Gleiches kann man von dem großen
Theoretiker des Syndikalismus, Rudolf Rocker, der Prostitution und
Verbrechen in einem Atemzug nannte, nicht behaupten. Dass es heute
(Anarcha-) FeministInnen gibt, die sich ausdrücklich
positiv auf Sexarbeit als eine mögliche
Option der Lohnarbeit beziehen, ist eine neuere Entwicklung der
letzten Jahrzehnte (siehe u.a. Das härteste Gewerbe der Welt). Was dies unter Umständen
für eine
syndikalistische Praxis bedeuten würde,
ist eine Frage, die nicht nur in Deutschland noch weitgehend
undiskutiert ist.

Florian Wegner

 „Besondere Dienstleistungen?“

Eine gewerkschaftliche
Organisierung für SexarbeiterInnen wird vom Ver.di Fachbereich 13
„besondere Dienstleistungen
angeboten.

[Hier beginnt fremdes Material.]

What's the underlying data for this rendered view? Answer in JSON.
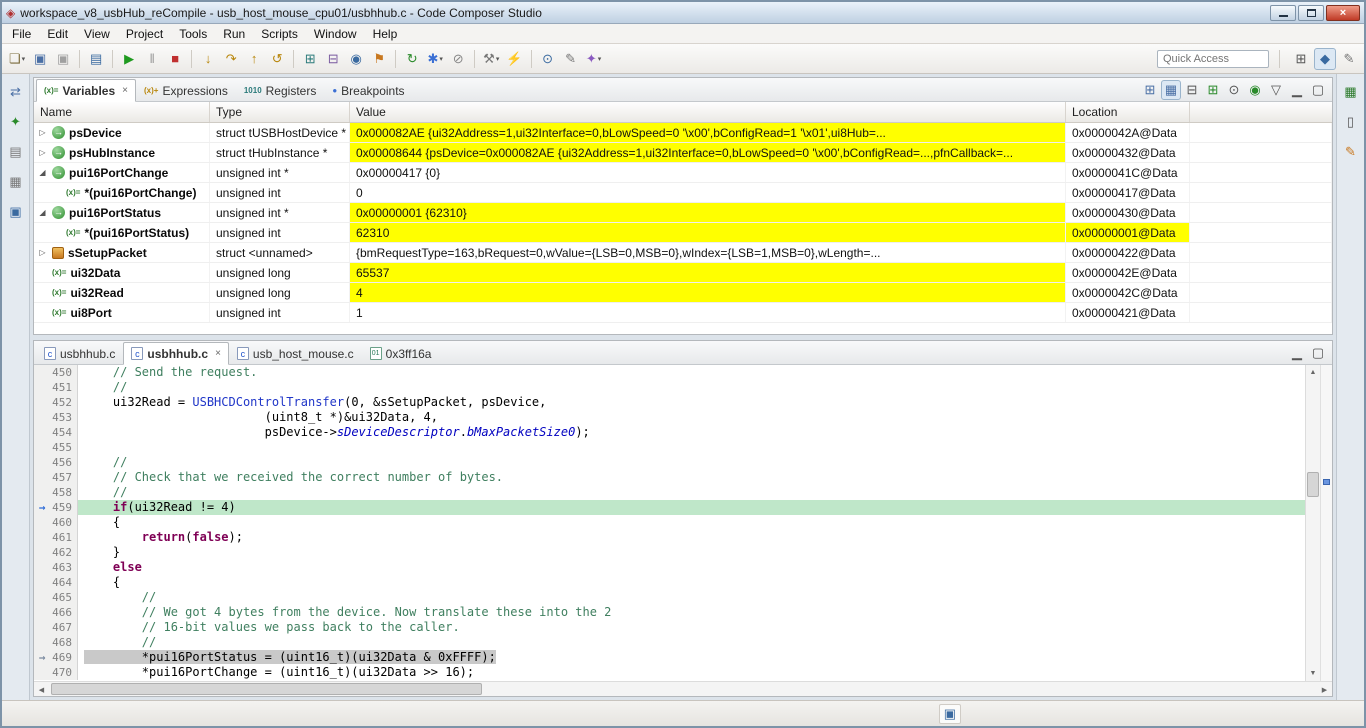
{
  "window": {
    "title": "workspace_v8_usbHub_reCompile - usb_host_mouse_cpu01/usbhhub.c - Code Composer Studio",
    "close_glyph": "×"
  },
  "menubar": {
    "items": [
      "File",
      "Edit",
      "View",
      "Project",
      "Tools",
      "Run",
      "Scripts",
      "Window",
      "Help"
    ]
  },
  "ui": {
    "close": "×",
    "dropdown": "▾",
    "collapsed": "▷",
    "expanded": "◢",
    "var_glyph": "(x)=",
    "ptr_glyph": "→",
    "marker": "→",
    "up": "▲",
    "down": "▼",
    "left": "◀",
    "right": "▶"
  },
  "toolbar": {
    "quick_access": "Quick Access",
    "buttons": [
      {
        "name": "new-file-button",
        "g": "❏",
        "c": "#7a6a3a",
        "dd": true
      },
      {
        "name": "save-button",
        "g": "▣",
        "c": "#4a6fa5"
      },
      {
        "name": "save-all-button",
        "g": "▣",
        "c": "#a0a0a0"
      },
      {
        "sep": true
      },
      {
        "name": "console-button",
        "g": "▤",
        "c": "#3a6aa0"
      },
      {
        "sep": true
      },
      {
        "name": "resume-button",
        "g": "▶",
        "c": "#1f9a1f"
      },
      {
        "name": "suspend-button",
        "g": "‖",
        "c": "#999999"
      },
      {
        "name": "terminate-button",
        "g": "■",
        "c": "#c03030"
      },
      {
        "sep": true
      },
      {
        "name": "step-into-button",
        "g": "↓",
        "c": "#b8860b"
      },
      {
        "name": "step-over-button",
        "g": "↷",
        "c": "#b8860b"
      },
      {
        "name": "step-return-button",
        "g": "↑",
        "c": "#b8860b"
      },
      {
        "name": "reset-cpu-button",
        "g": "↺",
        "c": "#b8860b"
      },
      {
        "sep": true
      },
      {
        "name": "view-registers-button",
        "g": "⊞",
        "c": "#2a7a7a"
      },
      {
        "name": "memory-browser-button",
        "g": "⊟",
        "c": "#7a5aa0"
      },
      {
        "name": "watch-button",
        "g": "◉",
        "c": "#3a6aa0"
      },
      {
        "name": "target-flag-button",
        "g": "⚑",
        "c": "#c87820"
      },
      {
        "sep": true
      },
      {
        "name": "refresh-button",
        "g": "↻",
        "c": "#2a8a2a"
      },
      {
        "name": "breakpoint-button",
        "g": "✱",
        "c": "#3b6fd4",
        "dd": true
      },
      {
        "name": "skip-breakpoints-button",
        "g": "⊘",
        "c": "#888888"
      },
      {
        "sep": true
      },
      {
        "name": "build-button",
        "g": "⚒",
        "c": "#777777",
        "dd": true
      },
      {
        "name": "flash-button",
        "g": "⚡",
        "c": "#c8a000"
      },
      {
        "sep": true
      },
      {
        "name": "search-button",
        "g": "⊙",
        "c": "#3a6aa0"
      },
      {
        "name": "annotate-button",
        "g": "✎",
        "c": "#777777"
      },
      {
        "name": "wand-button",
        "g": "✦",
        "c": "#8a5ac0",
        "dd": true
      }
    ],
    "perspectives": [
      {
        "name": "open-perspective-button",
        "g": "⊞",
        "c": "#555555"
      },
      {
        "name": "ccs-debug-perspective-button",
        "g": "◆",
        "c": "#3a6aa0",
        "pressed": true
      },
      {
        "name": "ccs-edit-perspective-button",
        "g": "✎",
        "c": "#777777"
      }
    ]
  },
  "left_strip": [
    {
      "name": "minimized-view-button-1",
      "g": "⇄",
      "c": "#4a6fa5"
    },
    {
      "name": "minimized-view-button-2",
      "g": "✦",
      "c": "#2a8a2a"
    },
    {
      "name": "minimized-view-button-3",
      "g": "▤",
      "c": "#777777"
    },
    {
      "name": "minimized-view-button-4",
      "g": "▦",
      "c": "#777777"
    },
    {
      "name": "console-view-button",
      "g": "▣",
      "c": "#3a6aa0"
    }
  ],
  "right_strip": [
    {
      "name": "side-grid-button",
      "g": "▦",
      "c": "#2a7a2a"
    },
    {
      "name": "side-device-button",
      "g": "▯",
      "c": "#555555"
    },
    {
      "name": "side-edit-button",
      "g": "✎",
      "c": "#c87820"
    }
  ],
  "variables_view": {
    "tabs": [
      {
        "label": "Variables",
        "icon": "(x)=",
        "icon_color": "#2f7a2f",
        "active": true
      },
      {
        "label": "Expressions",
        "icon": "(x)+",
        "icon_color": "#b8860b"
      },
      {
        "label": "Registers",
        "icon": "1010",
        "icon_color": "#2a7a7a"
      },
      {
        "label": "Breakpoints",
        "icon": "●",
        "icon_color": "#3b6fd4"
      }
    ],
    "toolbar": [
      {
        "name": "show-type-names-button",
        "g": "⊞",
        "c": "#4a6fa5"
      },
      {
        "name": "layout-button",
        "g": "▦",
        "c": "#4a6fa5",
        "pressed": true
      },
      {
        "name": "collapse-all-button",
        "g": "⊟",
        "c": "#555555"
      },
      {
        "name": "new-variables-view-button",
        "g": "⊞",
        "c": "#2a8a2a"
      },
      {
        "name": "pin-view-button",
        "g": "⊙",
        "c": "#555555"
      },
      {
        "name": "continuous-refresh-button",
        "g": "◉",
        "c": "#2a8a2a"
      },
      {
        "name": "view-menu-button",
        "g": "▽",
        "c": "#555555"
      },
      {
        "name": "minimize-view-button",
        "g": "▁",
        "c": "#555555"
      },
      {
        "name": "maximize-view-button",
        "g": "▢",
        "c": "#555555"
      }
    ],
    "columns": [
      "Name",
      "Type",
      "Value",
      "Location"
    ],
    "rows": [
      {
        "name": "psDevice",
        "type": "struct tUSBHostDevice *",
        "value": "0x000082AE {ui32Address=1,ui32Interface=0,bLowSpeed=0 '\\x00',bConfigRead=1 '\\x01',ui8Hub=...",
        "loc": "0x0000042A@Data",
        "vhl": true,
        "exp": "c",
        "icon": "ptr",
        "lvl": 0
      },
      {
        "name": "psHubInstance",
        "type": "struct tHubInstance *",
        "value": "0x00008644 {psDevice=0x000082AE {ui32Address=1,ui32Interface=0,bLowSpeed=0 '\\x00',bConfigRead=...,pfnCallback=...",
        "loc": "0x00000432@Data",
        "vhl": true,
        "exp": "c",
        "icon": "ptr",
        "lvl": 0
      },
      {
        "name": "pui16PortChange",
        "type": "unsigned int *",
        "value": "0x00000417 {0}",
        "loc": "0x0000041C@Data",
        "exp": "e",
        "icon": "ptr",
        "lvl": 0
      },
      {
        "name": "*(pui16PortChange)",
        "type": "unsigned int",
        "value": "0",
        "loc": "0x00000417@Data",
        "icon": "var",
        "lvl": 1
      },
      {
        "name": "pui16PortStatus",
        "type": "unsigned int *",
        "value": "0x00000001 {62310}",
        "loc": "0x00000430@Data",
        "vhl": true,
        "exp": "e",
        "icon": "ptr",
        "lvl": 0
      },
      {
        "name": "*(pui16PortStatus)",
        "type": "unsigned int",
        "value": "62310",
        "loc": "0x00000001@Data",
        "vhl": true,
        "lhl": true,
        "icon": "var",
        "lvl": 1
      },
      {
        "name": "sSetupPacket",
        "type": "struct <unnamed>",
        "value": "{bmRequestType=163,bRequest=0,wValue={LSB=0,MSB=0},wIndex={LSB=1,MSB=0},wLength=...",
        "loc": "0x00000422@Data",
        "exp": "c",
        "icon": "struct",
        "lvl": 0
      },
      {
        "name": "ui32Data",
        "type": "unsigned long",
        "value": "65537",
        "loc": "0x0000042E@Data",
        "vhl": true,
        "icon": "var",
        "lvl": 0
      },
      {
        "name": "ui32Read",
        "type": "unsigned long",
        "value": "4",
        "loc": "0x0000042C@Data",
        "vhl": true,
        "icon": "var",
        "lvl": 0
      },
      {
        "name": "ui8Port",
        "type": "unsigned int",
        "value": "1",
        "loc": "0x00000421@Data",
        "icon": "var",
        "lvl": 0
      }
    ]
  },
  "editor": {
    "tabs": [
      {
        "label": "usbhhub.c",
        "icon": "c"
      },
      {
        "label": "usbhhub.c",
        "icon": "c",
        "active": true
      },
      {
        "label": "usb_host_mouse.c",
        "icon": "c"
      },
      {
        "label": "0x3ff16a",
        "icon": "bin"
      }
    ],
    "toolbar": [
      {
        "name": "minimize-editor-button",
        "g": "▁",
        "c": "#555555"
      },
      {
        "name": "maximize-editor-button",
        "g": "▢",
        "c": "#555555"
      }
    ],
    "lines": [
      {
        "n": 450,
        "s": [
          [
            "p",
            "    "
          ],
          [
            "c",
            "// Send the request."
          ]
        ]
      },
      {
        "n": 451,
        "s": [
          [
            "p",
            "    "
          ],
          [
            "c",
            "//"
          ]
        ]
      },
      {
        "n": 452,
        "s": [
          [
            "p",
            "    ui32Read = "
          ],
          [
            "f",
            "USBHCDControlTransfer"
          ],
          [
            "p",
            "(0, &sSetupPacket, psDevice,"
          ]
        ]
      },
      {
        "n": 453,
        "s": [
          [
            "p",
            "                         (uint8_t *)&ui32Data, 4,"
          ]
        ]
      },
      {
        "n": 454,
        "s": [
          [
            "p",
            "                         psDevice->"
          ],
          [
            "d",
            "sDeviceDescriptor"
          ],
          [
            "p",
            "."
          ],
          [
            "d",
            "bMaxPacketSize0"
          ],
          [
            "p",
            ");"
          ]
        ]
      },
      {
        "n": 455,
        "s": []
      },
      {
        "n": 456,
        "s": [
          [
            "p",
            "    "
          ],
          [
            "c",
            "//"
          ]
        ]
      },
      {
        "n": 457,
        "s": [
          [
            "p",
            "    "
          ],
          [
            "c",
            "// Check that we received the correct number of bytes."
          ]
        ]
      },
      {
        "n": 458,
        "s": [
          [
            "p",
            "    "
          ],
          [
            "c",
            "//"
          ]
        ]
      },
      {
        "n": 459,
        "hl": "current",
        "m": "current",
        "s": [
          [
            "p",
            "    "
          ],
          [
            "k",
            "if"
          ],
          [
            "p",
            "(ui32Read != 4)"
          ]
        ]
      },
      {
        "n": 460,
        "s": [
          [
            "p",
            "    {"
          ]
        ]
      },
      {
        "n": 461,
        "s": [
          [
            "p",
            "        "
          ],
          [
            "k",
            "return"
          ],
          [
            "p",
            "("
          ],
          [
            "k",
            "false"
          ],
          [
            "p",
            ");"
          ]
        ]
      },
      {
        "n": 462,
        "s": [
          [
            "p",
            "    }"
          ]
        ]
      },
      {
        "n": 463,
        "s": [
          [
            "p",
            "    "
          ],
          [
            "k",
            "else"
          ]
        ]
      },
      {
        "n": 464,
        "s": [
          [
            "p",
            "    {"
          ]
        ]
      },
      {
        "n": 465,
        "s": [
          [
            "p",
            "        "
          ],
          [
            "c",
            "//"
          ]
        ]
      },
      {
        "n": 466,
        "s": [
          [
            "p",
            "        "
          ],
          [
            "c",
            "// We got 4 bytes from the device. Now translate these into the 2"
          ]
        ]
      },
      {
        "n": 467,
        "s": [
          [
            "p",
            "        "
          ],
          [
            "c",
            "// 16-bit values we pass back to the caller."
          ]
        ]
      },
      {
        "n": 468,
        "s": [
          [
            "p",
            "        "
          ],
          [
            "c",
            "//"
          ]
        ]
      },
      {
        "n": 469,
        "hl": "secondary",
        "m": "secondary",
        "s": [
          [
            "p",
            "        *pui16PortStatus = (uint16_t)(ui32Data & 0xFFFF);"
          ]
        ]
      },
      {
        "n": 470,
        "s": [
          [
            "p",
            "        *pui16PortChange = (uint16_t)(ui32Data >> 16);"
          ]
        ]
      }
    ]
  }
}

Auf der Homepage des Fachbereiches sucht man nach
Informationen dazu allerdings vergeblich. Auch in der Rubrik Berufe
und Branchen
werden zwar unter anderem die Zeitarbeit, das Bestattungswesen und
die Sicherheitsdienste aufgeführt,
das Sexgewerbe aber nicht. Laut einer Presseerklärung
des Bochumer Frauenprojektes Madonna e.V aus dem Jahr 2007
organisieren sich nur sehr wenige Prostituierte gewerkschaftlich.